Хотеть не вредно! | страница 85
— Я верю тебе.
Мама тоже прекрасно знала, что я далеко не легкомысленная особа и голыми руками меня не возьмешь. А впрочем, как сейчас говорят, тогда было другое время. Я не могу себе представить такую ситуацию, что я отпускаю свою шестнадцатилетнюю дочь за тридевять земель. Да, время другое: более опасное, циничное, но и захватывающе интересное. Время для молодых, такой парадокс.
Я затвердила тогда слова Льва Ошанина, что смолоду хорошо начинать жизнь с большой дороги и трудного дела. К этому и готовила себя. Была ли готова? Не совсем, но ничего, жизненные уроки восполнили пробел.

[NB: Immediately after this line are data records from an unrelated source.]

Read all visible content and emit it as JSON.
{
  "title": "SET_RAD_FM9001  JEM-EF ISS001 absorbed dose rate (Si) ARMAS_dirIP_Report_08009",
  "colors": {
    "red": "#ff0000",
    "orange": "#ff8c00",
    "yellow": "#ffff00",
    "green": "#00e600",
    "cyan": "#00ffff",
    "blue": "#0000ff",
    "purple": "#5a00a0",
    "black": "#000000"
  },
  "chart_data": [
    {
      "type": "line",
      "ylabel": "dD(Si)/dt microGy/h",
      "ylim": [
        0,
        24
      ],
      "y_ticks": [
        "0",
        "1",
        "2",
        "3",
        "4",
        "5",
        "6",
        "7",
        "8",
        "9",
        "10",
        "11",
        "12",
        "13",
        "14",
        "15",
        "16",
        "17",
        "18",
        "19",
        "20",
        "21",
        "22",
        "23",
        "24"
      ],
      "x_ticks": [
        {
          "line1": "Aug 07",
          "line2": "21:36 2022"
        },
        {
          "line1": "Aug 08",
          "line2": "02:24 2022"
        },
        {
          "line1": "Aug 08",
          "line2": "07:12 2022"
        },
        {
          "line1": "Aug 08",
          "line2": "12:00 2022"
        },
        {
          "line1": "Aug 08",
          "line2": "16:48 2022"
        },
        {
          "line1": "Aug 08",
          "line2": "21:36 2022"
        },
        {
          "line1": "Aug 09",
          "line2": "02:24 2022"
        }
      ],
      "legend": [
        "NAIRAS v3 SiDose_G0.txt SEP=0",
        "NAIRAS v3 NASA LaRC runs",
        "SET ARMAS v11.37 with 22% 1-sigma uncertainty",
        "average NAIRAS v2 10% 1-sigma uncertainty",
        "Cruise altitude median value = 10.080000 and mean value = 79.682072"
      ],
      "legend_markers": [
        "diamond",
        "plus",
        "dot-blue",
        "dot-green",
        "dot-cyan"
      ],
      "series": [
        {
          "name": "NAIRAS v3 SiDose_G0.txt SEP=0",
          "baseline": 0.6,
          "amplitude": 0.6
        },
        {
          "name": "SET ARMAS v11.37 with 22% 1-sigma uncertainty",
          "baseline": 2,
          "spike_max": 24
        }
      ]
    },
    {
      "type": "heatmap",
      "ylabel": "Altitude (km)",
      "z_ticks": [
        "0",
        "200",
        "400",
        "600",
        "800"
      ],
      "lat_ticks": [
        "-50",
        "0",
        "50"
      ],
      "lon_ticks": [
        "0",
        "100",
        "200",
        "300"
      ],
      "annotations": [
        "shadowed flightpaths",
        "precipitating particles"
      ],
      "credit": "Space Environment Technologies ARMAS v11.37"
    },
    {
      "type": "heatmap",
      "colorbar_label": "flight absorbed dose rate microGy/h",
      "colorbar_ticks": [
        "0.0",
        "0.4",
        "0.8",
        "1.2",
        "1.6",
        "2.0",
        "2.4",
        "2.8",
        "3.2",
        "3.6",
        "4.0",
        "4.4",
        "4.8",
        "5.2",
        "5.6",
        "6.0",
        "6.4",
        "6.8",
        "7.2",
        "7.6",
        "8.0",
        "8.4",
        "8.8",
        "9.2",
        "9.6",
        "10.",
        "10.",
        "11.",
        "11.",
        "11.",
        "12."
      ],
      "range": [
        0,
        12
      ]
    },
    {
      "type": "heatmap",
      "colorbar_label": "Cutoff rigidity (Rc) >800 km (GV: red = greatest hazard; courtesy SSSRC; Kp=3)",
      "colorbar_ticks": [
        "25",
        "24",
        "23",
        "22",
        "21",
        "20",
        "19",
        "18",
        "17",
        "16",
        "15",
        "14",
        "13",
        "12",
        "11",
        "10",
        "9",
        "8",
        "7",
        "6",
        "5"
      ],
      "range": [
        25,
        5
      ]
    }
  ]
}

Пришло время идти на вокзал, сердце мое сжалось. Остался позади родной двор с беседкой. Вокзал рядом, только через линию перейти. Когда мы вошли в зал ожидания, я вздрогнула. Неожиданно откуда-то вынырнул обрадованный Сашка, а позади смущенно улыбался Борис. Я даже присела на деревянную скамью, ноги подкосились. Тут же подоспели девчонки: обе Тани, Любка, Ольга Яковлева. Стало шумно в гулком огромном зале. С Борисом, конечно, пришел и Марат, еще Шурик Ильченко, Витька Черепанов и Гришка. Я была растрогана до слез. Да и много ли мне было надо? Столько впечатлений и переживаний на одни сутки! И еще бессонная ночь.
Девчонки набросились на Борю с Маратом:
— Вы куда делись, когда мы пошли встречать рассвет?
Марат отвечал, улыбаясь во весь рот:
— Мы потерялись. Искали вас, искали и не нашли.
Я не слушала, о чем они говорят, все сливалось в общий гул. Я видела только немного усталые, но такие родные глаза Бориса. Они определенно выражали грусть, и я смела надеяться, что это имеет отношение к моим проводам. Мы молчали. Я все силы направила на то, чтобы сдержать рыдания, подступившие слишком близко. Нельзя расстраивать родителей. Объявили мой поезд. Вот-вот он покажется вдали. Мы стояли на перроне, разговаривая о пустяках, а к перрону зеленой змеей подползал пассажирский "Владивосток — Москва". Отец подхватил мой чемодан и сумку с книгами, понес в вагон. Сестренка заволновалась:
— Иди, а то опоздаешь!
Вот мы расцеловались с девчонками, Марат с улыбкой пожелал мне поступить, Сашка требовал, чтобы я писала письма.
— А ты будешь отвечать? — спросила я печально.
— Нет, конечно, я писать не умею. Только читать.
Он тоже грустил, это было очевидно, только скрывал изо всех сил. Посыпались пожелания, напутствия. Я обнялась с отцом, поцеловала маму и сестру. Все, надо подниматься в вагон, проводница торопит. Тяжело вздохнув и проглатывая колючий ком в горле, я взбираюсь по крутым ступенькам. Последний взгляд. Почему он ничего не говорит, почему упорно молчит и отводит глаза? Все что-то выкрикивают наперебой, шутят, хохмят, а он молчит и смотрит в сторону. Перрон поплыл, я ахнула. Проводница оттеснила меня могучей спиной, и все! Все! Сестренка бежала за вагоном, Сашка прыгал рядом, девчонки, толкаясь, махали руками, а Бориса я больше не увидела.